Best of all, the leaders were the ones who made the effort to draw me in and make me feel comfortable. Their kindness overcame the fears and inhibitions I felt and helped me engage in the group. They helped me take the steps I didn’t know, moving beyond the superficial level to a deeper and richer experience.

It was in this process that I began to understand why belonging and participating in community is so important to our mental health. When we are in community, we have a sense of belonging and importance. Our very presence and participation grants the same to others. In the giving, sharing, and receiving, we create something larger than ourselves: a community.

Tips on Locating and Joining a Community

Once upon a time, our towns were our communities. They were places where generations of families grew up and grew old together. As families are increasingly mobile, work hours increase, and we live busier lives in general, we are exposed to fewer centers of community.

One of the most easily accessed is the neighborhood bar. Unfortunately, the type of community offered there is typically superficial and offers risks that are generally unacceptable to those of us walking the road to mental health.

If you are looking for a true, healthy community experience, here are a few suggestions to get you started:

– Find an interest or a passion of yours and run a Google or Meetup search for others who share your interest in your local area. Make a personal commitment to go to the experience and participate.

– Look for local charities and volunteer to help. Many charities have options with flexible time commitments and are happy to work with whatever you can offer. Look for chances to work in a group or team situation; it’s typically easiest to get to know people in these environments.

– If you have kids or enjoy working with them (and are willing to go through a background check), inquire at your local schools, public library, or recreation centers for opportunities to volunteer.

– Find a local church. You don’t have to be a believer to volunteer at a church. In fact, I know several people at our church who attend simply for the community experience. You can volunteer, join a small group, or simply participate in some of the church’s activities; all offer rich opportunities to engage and connect.

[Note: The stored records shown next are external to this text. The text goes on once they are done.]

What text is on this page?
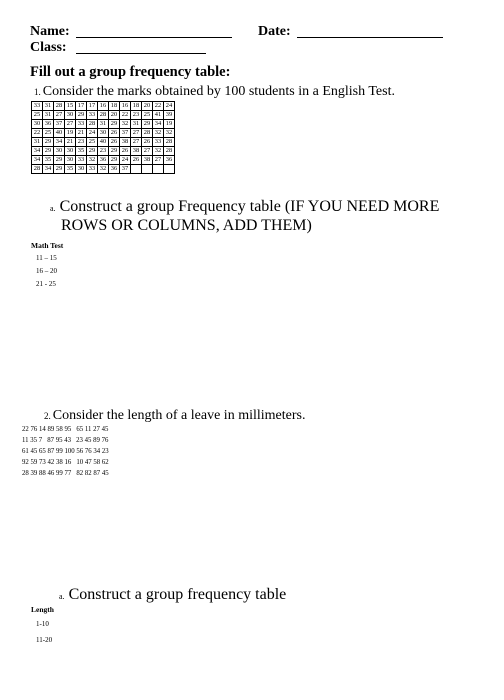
Name:	Date:
Class:
Fill out a group frequency table:
1. Consider the marks obtained by 100 students in a English Test.
33	31	28	15	17	17	16	18	16	18	20	22	24
25	31	27	30	29	33	28	20	22	23	25	41	39
30	36	37	27	33	28	31	29	32	31	29	34	19
22	25	40	19	21	24	30	26	37	27	28	32	32
31	29	34	21	23	25	40	26	38	27	26	33	28
34	29	30	30	35	29	23	29	26	38	27	32	28
34	35	29	30	33	32	36	29	24	26	38	27	36
28	34	29	35	30	33	32	36	37				
a. Construct a group Frequency table (IF YOU NEED MORE
ROWS OR COLUMNS, ADD THEM)
Math Test
11 – 15
16 – 20
21 - 25
2. Consider the length of a leave in millimeters.
22 76 14 89 58 95   65 11 27 45
11 35 7   87 95 43   23 45 89 76
61 45 65 87 99 100 56 76 34 23
92 59 73 42 38 16   10 47 58 62
28 39 88 46 99 77   82 82 87 45
a. Construct a group frequency table
Length
1-10
11-20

You may find that your go at joining a group or community isn’t successful. You may have different values or simply not enough in common. That’s natural and OK; we are not cookie-cutter images of each other. I encourage you to keep trying; just because the first (or even the second or the third) attempt doesn’t work, you will find a community that works for and with you.

However, for any of these suggestions to work, you have to engage. It’s OK to start small – maybe with just one person – and ask a couple of questions. Get to know them slowly. They are likely to help connect you with others in the group and bring you in. If you make the effort, a rich experience awaits you on the other side.

For us to truly experience community, we have to engage with those around us and it’s OK to start small.

Joining and participating in community is a tremendous aid to our mental health. We are built for it. Community not only provides us a sense of belonging, it also helps give us purpose. It is a safe place for us to learn to give, receive, and share with others. Finding community can be a challenge, and taking that first step is often the most difficult. Even so, they are challenges and steps worth taking. An amazing experience awaits you on the other side.